Dziś do ćwiczeń założyłam pas neoprenowy i padłam strasznie szybko, cała mokra z podwójnym wysiłkiem. Nie wiem czy tak tylko mi się zdawało ale dużo ciężej mi się w nim ćwiczyło, kosztowało mnie to dużo wysiłku.. Czy w ogóle ten pas coś daje? Miał ktoś z nim styczność? 

mój dzisiejszy trening zaczęłam od kochaniutkiego zestawu 





brzuszek
 



oraz brzuszek jeszcze raz 




+troszkę przysiadów i ćwiczeń na pupę. 

co dziś zjadłam :

śniadanie : 
jajecznica

obiad:
8 pierożków z jagodami

podwieczorek : 
2 bułeczki (małe ) z masłem czosnkowym

kolacja:
3 pierogi, jabłko 


BŁAGAM KOCHANIUTKIE O WSPARCIE ;C

26 stycznia 2014 , Komentarze (1)

uuuf, skończyłam trening, czuje się świetnie ! :)
uwielbiam to uczucie bólu, spływającego potu podczas treningu i SATYSFAKCJI PO! 

mój trening dziś :

1)
https://www.youtube.com/watch?v=Z6di9MD_e2k

2)
https://www.youtube.com/watch?v=-HJcmTCKGqY

3) 
brzuszek z mel  b <333

4)
https://www.youtube.com/watch?v=W-9L0J_9qag

5)
https://www.youtube.com/watch?v=s50vvWgC5yM


super treningi, dały w kość :) Myślicie, że dobrze? nie za dużo? 

BUZIAKI :*

26 stycznia 2014 , Komentarze (5)

Hmm, postanowiłam w końcu coś napisac o sobie i moim trybie. A więc od dawien dawna marzę o pięknej sylwetce, już nawet nie mysle o pięknie zarysowanym brzuszku tylko by ta faldka jest zeszła... Nie czuje się pewnie w sobie samej, mam ładnie szczupłą siostrę zawsze chciałam taka być :)

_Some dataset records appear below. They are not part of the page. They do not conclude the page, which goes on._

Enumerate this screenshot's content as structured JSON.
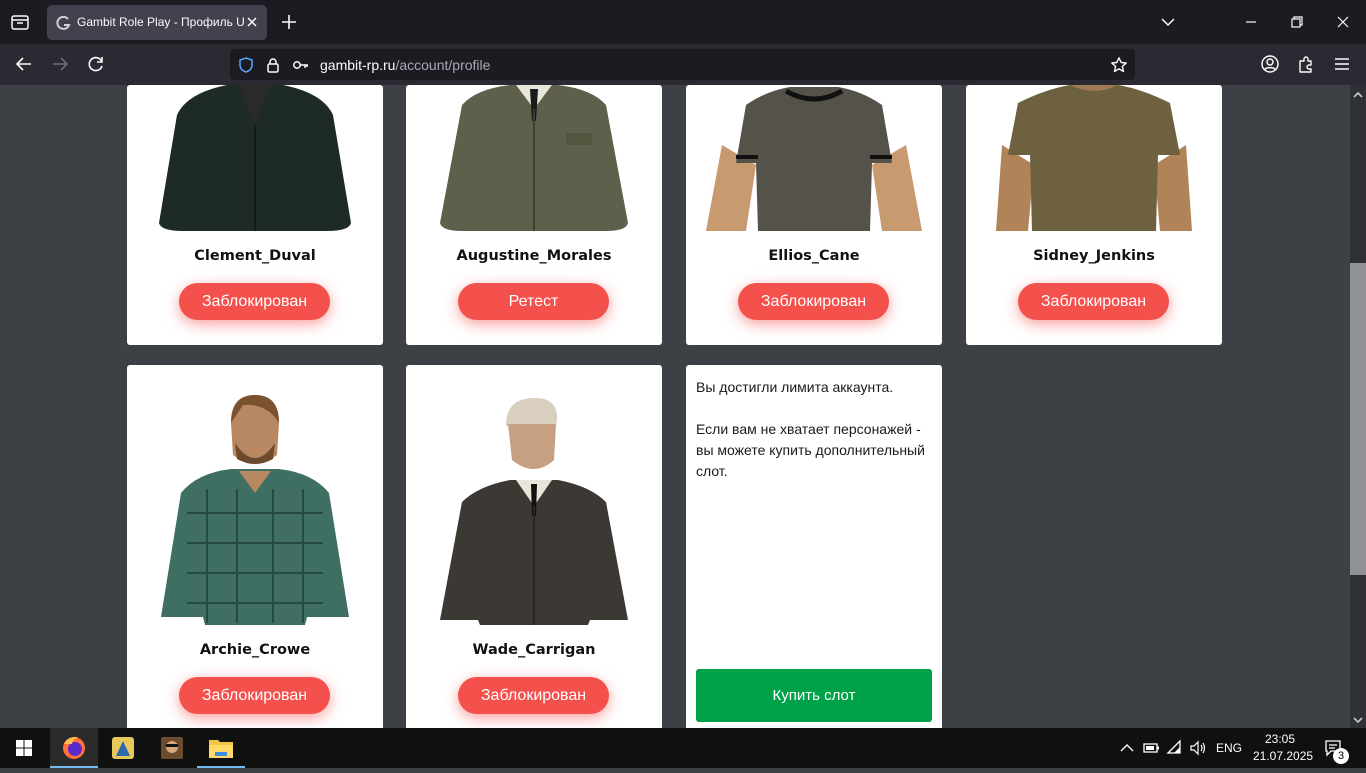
{
  "browser": {
    "tab_title": "Gambit Role Play - Профиль UC",
    "url_domain": "gambit-rp.ru",
    "url_path": "/account/profile"
  },
  "characters": [
    {
      "name": "Clement_Duval",
      "status": "Заблокирован",
      "skin_color": "#1e2a27"
    },
    {
      "name": "Augustine_Morales",
      "status": "Ретест",
      "skin_color": "#5f604b"
    },
    {
      "name": "Ellios_Cane",
      "status": "Заблокирован",
      "skin_color": "#55524a"
    },
    {
      "name": "Sidney_Jenkins",
      "status": "Заблокирован",
      "skin_color": "#6d6140"
    },
    {
      "name": "Archie_Crowe",
      "status": "Заблокирован",
      "skin_color": "#3f6f62"
    },
    {
      "name": "Wade_Carrigan",
      "status": "Заблокирован",
      "skin_color": "#3c3833"
    }
  ],
  "limit_card": {
    "line1": "Вы достигли лимита аккаунта.",
    "line2": "Если вам не хватает персонажей - вы можете купить дополнительный слот.",
    "buy_label": "Купить слот"
  },
  "taskbar": {
    "lang": "ENG",
    "time": "23:05",
    "date": "21.07.2025",
    "notifications": "3"
  },
  "colors": {
    "status_red": "#f4504c",
    "buy_green": "#00a249",
    "page_bg": "#3d4146"
  },
  "icons": [
    "tab-list-icon",
    "gambit-favicon",
    "close-icon",
    "plus-icon",
    "chevron-down-icon",
    "minimize-icon",
    "restore-icon",
    "back-icon",
    "forward-icon",
    "reload-icon",
    "shield-icon",
    "lock-icon",
    "key-icon",
    "star-icon",
    "account-icon",
    "extensions-icon",
    "menu-icon",
    "windows-start-icon",
    "firefox-icon",
    "game-icon",
    "avatar-app-icon",
    "folder-icon",
    "chevron-up-icon",
    "battery-icon",
    "wifi-icon",
    "volume-icon",
    "notification-icon"
  ]
}
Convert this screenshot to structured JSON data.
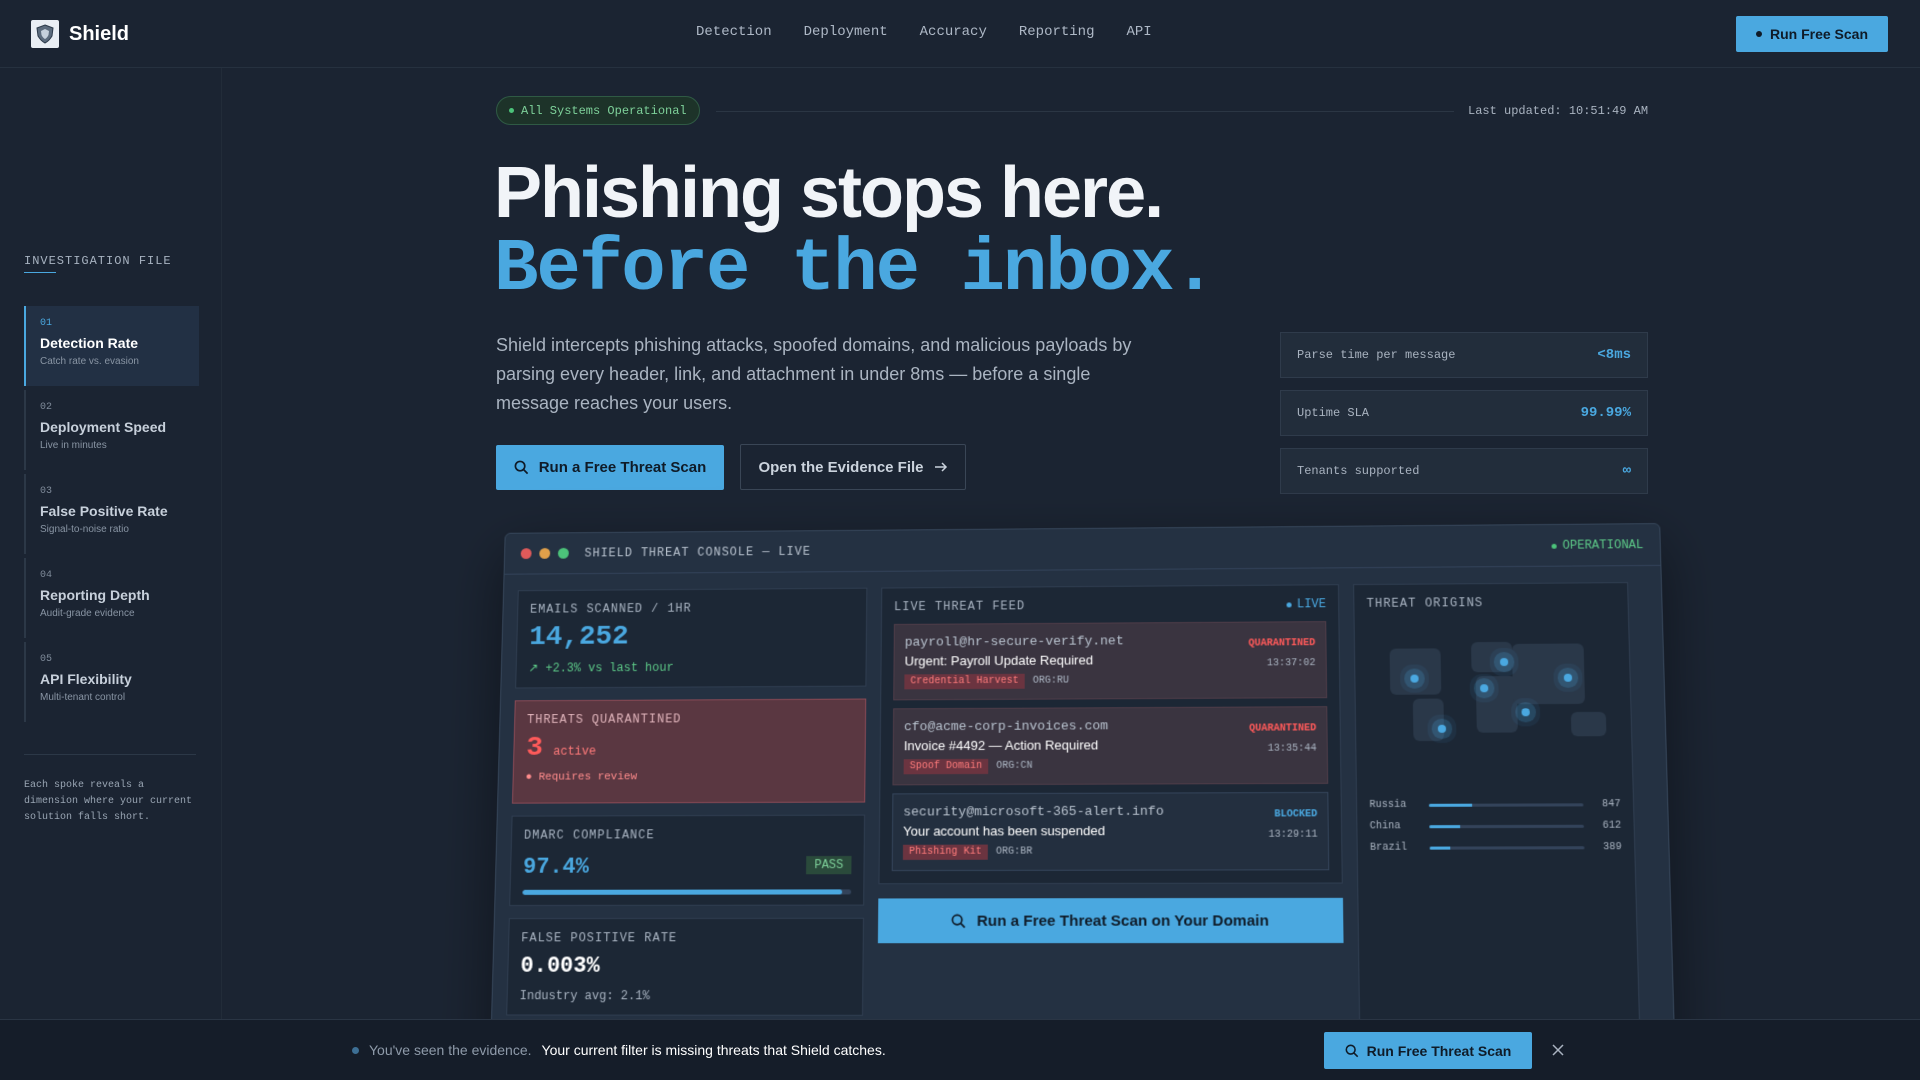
{
  "nav": {
    "brand": "Shield",
    "links": [
      "Detection",
      "Deployment",
      "Accuracy",
      "Reporting",
      "API"
    ],
    "cta": "Run Free Scan"
  },
  "sidebar": {
    "title": "INVESTIGATION FILE",
    "items": [
      {
        "num": "01",
        "name": "Detection Rate",
        "sub": "Catch rate vs. evasion"
      },
      {
        "num": "02",
        "name": "Deployment Speed",
        "sub": "Live in minutes"
      },
      {
        "num": "03",
        "name": "False Positive Rate",
        "sub": "Signal-to-noise ratio"
      },
      {
        "num": "04",
        "name": "Reporting Depth",
        "sub": "Audit-grade evidence"
      },
      {
        "num": "05",
        "name": "API Flexibility",
        "sub": "Multi-tenant control"
      }
    ],
    "note": "Each spoke reveals a dimension where your current solution falls short."
  },
  "status": {
    "pill": "All Systems Operational",
    "updated": "Last updated: 10:51:49 AM"
  },
  "hero": {
    "headline": "Phishing stops here.",
    "headline_mono": "Before the inbox.",
    "lead": "Shield intercepts phishing attacks, spoofed domains, and malicious payloads by parsing every header, link, and attachment in under 8ms — before a single message reaches your users.",
    "primary_cta": "Run a Free Threat Scan",
    "secondary_cta": "Open the Evidence File"
  },
  "metrics": [
    {
      "label": "Parse time per message",
      "value": "<8ms"
    },
    {
      "label": "Uptime SLA",
      "value": "99.99%"
    },
    {
      "label": "Tenants supported",
      "value": "∞"
    }
  ],
  "console": {
    "title": "SHIELD THREAT CONSOLE — LIVE",
    "status": "OPERATIONAL",
    "emails": {
      "label": "EMAILS SCANNED / 1HR",
      "value": "14,252",
      "delta": "+2.3% vs last hour"
    },
    "threats": {
      "label": "THREATS QUARANTINED",
      "value": "3",
      "unit": "active",
      "note": "Requires review"
    },
    "dmarc": {
      "label": "DMARC COMPLIANCE",
      "value": "97.4%",
      "badge": "PASS",
      "fill_percent": 97.4
    },
    "fpr": {
      "label": "FALSE POSITIVE RATE",
      "value": "0.003%",
      "sub": "Industry avg: 2.1%"
    },
    "feed": {
      "title": "LIVE THREAT FEED",
      "live": "LIVE",
      "items": [
        {
          "from": "payroll@hr-secure-verify.net",
          "subject": "Urgent: Payroll Update Required",
          "tag": "Credential Harvest",
          "org": "ORG:RU",
          "status": "QUARANTINED",
          "time": "13:37:02"
        },
        {
          "from": "cfo@acme-corp-invoices.com",
          "subject": "Invoice #4492 — Action Required",
          "tag": "Spoof Domain",
          "org": "ORG:CN",
          "status": "QUARANTINED",
          "time": "13:35:44"
        },
        {
          "from": "security@microsoft-365-alert.info",
          "subject": "Your account has been suspended",
          "tag": "Phishing Kit",
          "org": "ORG:BR",
          "status": "BLOCKED",
          "time": "13:29:11"
        }
      ],
      "scan_cta": "Run a Free Threat Scan on Your Domain"
    },
    "origins": {
      "title": "THREAT ORIGINS",
      "rows": [
        {
          "name": "Russia",
          "count": "847",
          "fraction": 0.28
        },
        {
          "name": "China",
          "count": "612",
          "fraction": 0.2
        },
        {
          "name": "Brazil",
          "count": "389",
          "fraction": 0.13
        }
      ]
    }
  },
  "banner": {
    "muted": "You've seen the evidence.",
    "strong": "Your current filter is missing threats that Shield catches.",
    "cta": "Run Free Threat Scan"
  },
  "colors": {
    "accent": "#4aa8e0",
    "background": "#1b2432",
    "success": "#4cc37a",
    "danger": "#ff5a5a"
  },
  "icons": {
    "logo": "shield-icon",
    "search": "search-icon",
    "arrow": "arrow-right-icon",
    "close": "close-icon",
    "trend": "trend-up-icon"
  }
}
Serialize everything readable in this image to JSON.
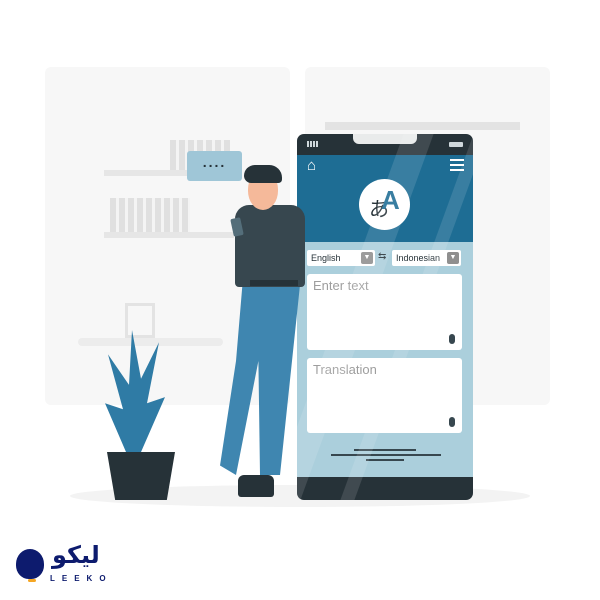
{
  "phone": {
    "home_icon": "home-icon",
    "menu_icon": "hamburger-menu-icon",
    "logo_icon": "translate-icon",
    "logo_glyphs": {
      "kana": "あ",
      "latin": "A"
    },
    "source_language": "English",
    "target_language": "Indonesian",
    "swap_icon": "swap-arrows-icon",
    "input_placeholder": "Enter text",
    "output_placeholder": "Translation",
    "mic_icon": "microphone-icon"
  },
  "speech_bubble": "....",
  "brand": {
    "arabic": "لیکو",
    "latin": "LEEKO",
    "color": "#0d1b6e",
    "accent": "#f5a623"
  },
  "colors": {
    "header": "#1e6d94",
    "body": "#abcfdc",
    "frame": "#263238"
  }
}
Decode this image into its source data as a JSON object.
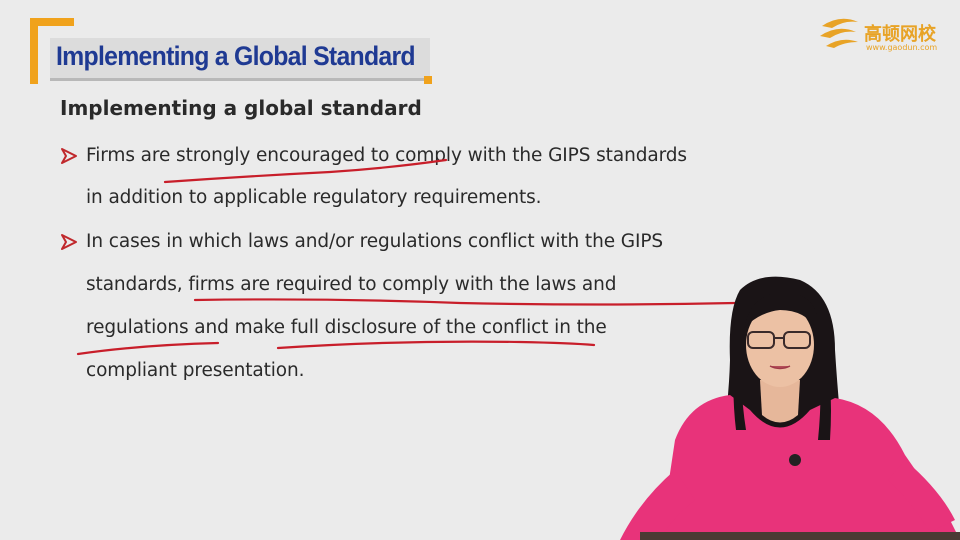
{
  "slide": {
    "title": "Implementing a Global Standard",
    "subheading": "Implementing a global standard",
    "bullets": [
      {
        "lines": [
          "Firms are strongly encouraged to comply with the GIPS standards",
          "in addition to applicable regulatory requirements."
        ]
      },
      {
        "lines": [
          "In cases in which laws and/or regulations conflict with the GIPS",
          "standards, firms are required to comply with the laws and",
          "regulations and make full disclosure of the conflict in the",
          "compliant presentation."
        ]
      }
    ]
  },
  "logo": {
    "name_cn": "高顿网校",
    "url": "www.gaodun.com"
  },
  "colors": {
    "accent_orange": "#f0a21c",
    "title_blue": "#1f3a93",
    "bullet_red": "#c0282c",
    "annotation_red": "#c81e2a",
    "presenter_shirt": "#e8337a"
  }
}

Ogólnie to podobno nie ma najgorzej ze mna, waże 66/67 kg, mam 164cm (;/)i marze o piątce na początku jednak sama nie wiem czy to mozliwe. Moja sylwetka mniej więcej to większy biust, mała lecz nie najmniejsza pupa, masywne nogi celuit.... i ten okropny brzuch, mam też tak zwane fałdki pod pachami, ktorych tak szczerze nienawidze !

Zaczynając diete pomyślałam o notowaniu wszystkiego więc zakupiłam kalendarz fitness EWY CHODAKOWSKIEJ, mówi się, że jest ona dobra motywacją na początek lecz później wybiera się coś "mocniejszego" tak samo jest też i ze mną, nie wiem czy to dobrze czy źle, jednak caly czas sumiennie wypisuję owy dziennik, moja dieta trwa już 18 dni, rodzice mówią ze cos widac i bleble ale nie wiem czy to nie specjalnie jak widza jak praktycznie codziennie wychodze mokra i zmęczona z pokoju gdzie ćwicze.

Motywację niby mam, jednak trochę wątpie w swoje siły czy kiedykolwiek ładnie będę wygladać w stroju kąpielowym, tak zwana "kluseczka" ćwiczy, hm....

co mam zrobić by jeszcze bardziej uwierzyć w siebie?